DJ mixes up real estate, Brooklyn-style
- Last Updated: 8:34 AM, March 30, 2012
- Posted: 10:45 PM, March 28, 2012
If Victor Calderone ever tires of being a popular house-music DJ and producer, he could easily have a career in real estate.
In the 14 years that the Bensonhurst native has owned property in Brooklyn, he’s managed to turn a profit on every one of the apartments he’s lived in.
He’s been a Brooklyn pioneer who’s seen and benefited firsthand from how the borough has boomed. He bought in DUMBO in 1998 for $275 per square foot at 1 Main St. A decade and three residences later, he left the neighborhood and sold his 70 Washington St. penthouse for $1,850 per square foot.

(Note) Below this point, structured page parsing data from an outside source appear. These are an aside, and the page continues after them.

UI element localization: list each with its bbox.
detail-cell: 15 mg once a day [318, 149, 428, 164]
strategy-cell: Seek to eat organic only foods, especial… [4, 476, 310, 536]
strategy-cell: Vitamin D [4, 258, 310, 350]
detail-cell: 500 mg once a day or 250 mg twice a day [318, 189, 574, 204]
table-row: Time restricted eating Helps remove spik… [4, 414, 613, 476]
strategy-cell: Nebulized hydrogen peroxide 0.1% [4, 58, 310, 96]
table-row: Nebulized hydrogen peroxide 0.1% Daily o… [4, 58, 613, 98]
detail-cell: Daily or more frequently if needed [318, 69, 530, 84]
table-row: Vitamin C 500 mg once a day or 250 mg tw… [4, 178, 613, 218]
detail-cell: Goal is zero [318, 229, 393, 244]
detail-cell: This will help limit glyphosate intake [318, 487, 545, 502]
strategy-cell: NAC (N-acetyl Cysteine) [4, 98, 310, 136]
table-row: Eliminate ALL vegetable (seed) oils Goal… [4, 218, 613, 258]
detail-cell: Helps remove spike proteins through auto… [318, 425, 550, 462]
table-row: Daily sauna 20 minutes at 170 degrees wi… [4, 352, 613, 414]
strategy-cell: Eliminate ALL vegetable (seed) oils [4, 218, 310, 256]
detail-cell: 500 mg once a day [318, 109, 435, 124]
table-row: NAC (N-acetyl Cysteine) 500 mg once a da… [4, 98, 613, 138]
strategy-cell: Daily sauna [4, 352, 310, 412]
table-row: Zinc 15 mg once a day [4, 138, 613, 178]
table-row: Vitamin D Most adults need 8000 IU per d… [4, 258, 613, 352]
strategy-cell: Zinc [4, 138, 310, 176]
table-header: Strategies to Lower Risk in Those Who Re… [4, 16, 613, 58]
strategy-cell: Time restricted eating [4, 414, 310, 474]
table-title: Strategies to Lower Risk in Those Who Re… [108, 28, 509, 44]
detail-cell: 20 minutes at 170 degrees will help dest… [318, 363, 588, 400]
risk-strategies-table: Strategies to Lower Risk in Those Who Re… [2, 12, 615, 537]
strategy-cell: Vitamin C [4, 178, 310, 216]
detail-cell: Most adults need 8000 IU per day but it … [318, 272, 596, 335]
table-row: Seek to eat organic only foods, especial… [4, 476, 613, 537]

And he’s still on the move. He bought a four-bedroom, three-bathroom condo in One Brooklyn Bridge Park, just outside of DUMBO, in April 2010 for $2.195 million. It recently went into contract after being listed for $2.799 million. (He would not reveal the selling price, except to say that it sold below the asking price.)

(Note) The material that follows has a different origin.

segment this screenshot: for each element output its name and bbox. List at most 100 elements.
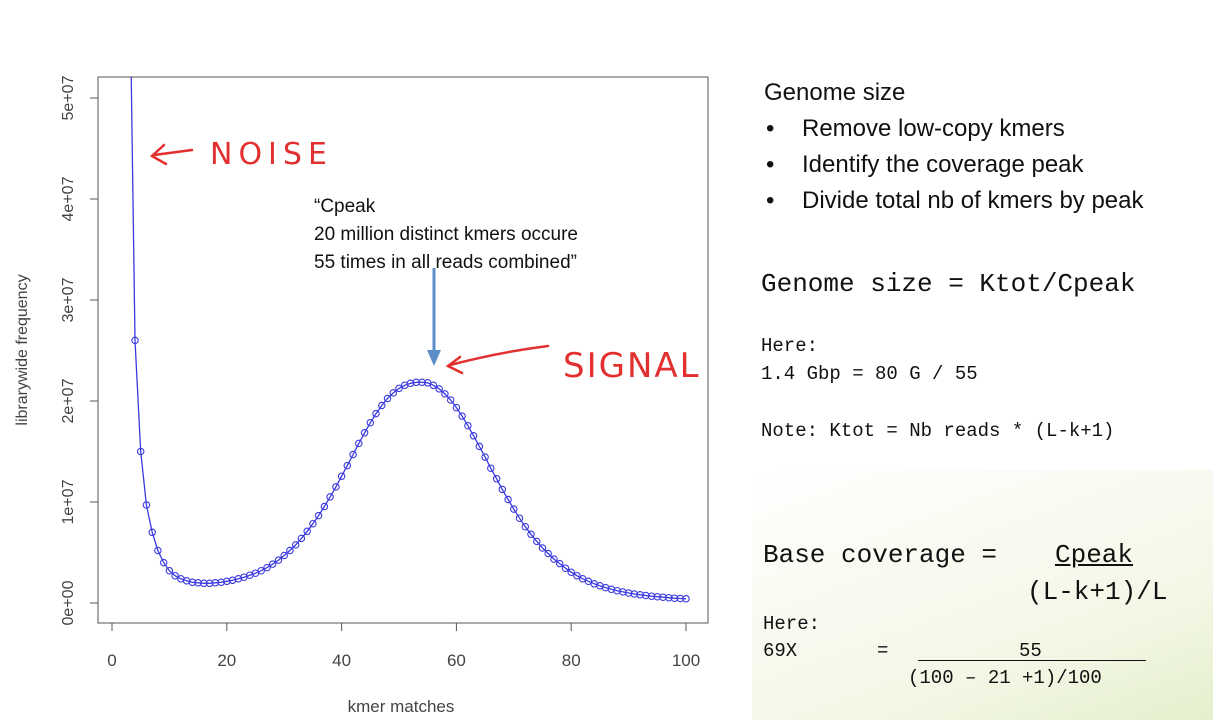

“We always buy in an area that still has growth, that has potential,” says Victor, 45, of the real estate choices he and his wife, Athena, 36, have made. “And this was a four-bedroom, which is quite rare, on a park that had yet to be fully developed.”

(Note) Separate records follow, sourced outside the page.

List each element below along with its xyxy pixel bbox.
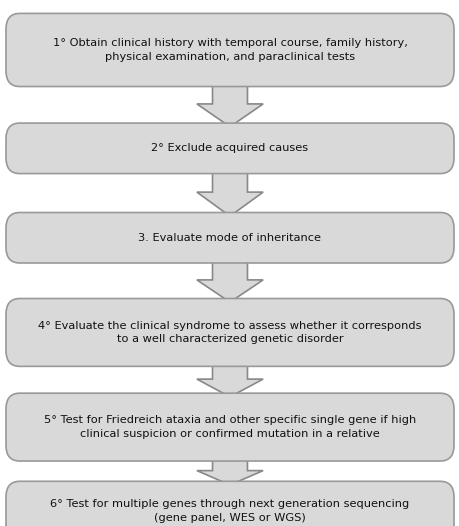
Polygon shape bbox=[196, 457, 263, 485]
FancyBboxPatch shape bbox=[6, 123, 453, 174]
Polygon shape bbox=[196, 363, 263, 397]
Polygon shape bbox=[196, 259, 263, 302]
Text: 3. Evaluate mode of inheritance: 3. Evaluate mode of inheritance bbox=[138, 232, 321, 243]
FancyBboxPatch shape bbox=[6, 393, 453, 461]
Text: 4° Evaluate the clinical syndrome to assess whether it corresponds
to a well cha: 4° Evaluate the clinical syndrome to ass… bbox=[38, 321, 421, 344]
FancyBboxPatch shape bbox=[6, 299, 453, 366]
Polygon shape bbox=[196, 83, 263, 127]
Text: 1° Obtain clinical history with temporal course, family history,
physical examin: 1° Obtain clinical history with temporal… bbox=[52, 38, 407, 62]
FancyBboxPatch shape bbox=[6, 213, 453, 263]
Text: 5° Test for Friedreich ataxia and other specific single gene if high
clinical su: 5° Test for Friedreich ataxia and other … bbox=[44, 416, 415, 439]
FancyBboxPatch shape bbox=[6, 481, 453, 526]
Text: 6° Test for multiple genes through next generation sequencing
(gene panel, WES o: 6° Test for multiple genes through next … bbox=[50, 500, 409, 523]
Polygon shape bbox=[196, 170, 263, 216]
Text: 2° Exclude acquired causes: 2° Exclude acquired causes bbox=[151, 143, 308, 154]
FancyBboxPatch shape bbox=[6, 14, 453, 86]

In fact, the couple’s real estate history reads like an account of Brooklyn gentrification over the past decade and a half.
When they decided to get their first place, at 1 Main St., “We had just started dating,” says Athena, who grew up on Long Island, “and we took such a big risk. We ended up borrowing money from a friend for the down payment. Our families thought we were crazy.”
Back then, DUMBO had little to offer. “It was dodgy; there were no stores and lots of empty dirt parking lots,” Athena recalls.
But the apartment, a 1,700-square-foot one-bedroom with an office, was big enough for Victor to house his recording studio, and the price was right: in the $400,000s.
Not long after they married, in September 1999, the neighborhood’s gentrification really picked up. Two years later, right after 9/11, they sold the apartment for more than twice what they paid — and used the profits to upgrade to a two-bedroom. And they didn’t have to look far.
“We bought in the same building, on the same floor, but it was a corner apartment and had dramatic views of the Brooklyn Bridge,” he says.
It was also, of course, more expensive: about $1 million.
But when they sold it three years later, in 2005, it was worth twice that.
They decided to stay in the area they loved and invest in a new building, 70 Washington St.
“We had had our son [Jivan],” explains Athena of the decision to purchase two penthouse units (one a two-bedroom for $2.2 million, or $1,269 per square foot; another a one-bedroom for $1.5 million, or $1,197 per square foot). “And Victor had put his recording studio outside the home. So we wanted to have a two-bedroom with an office that could be turned into his studio.”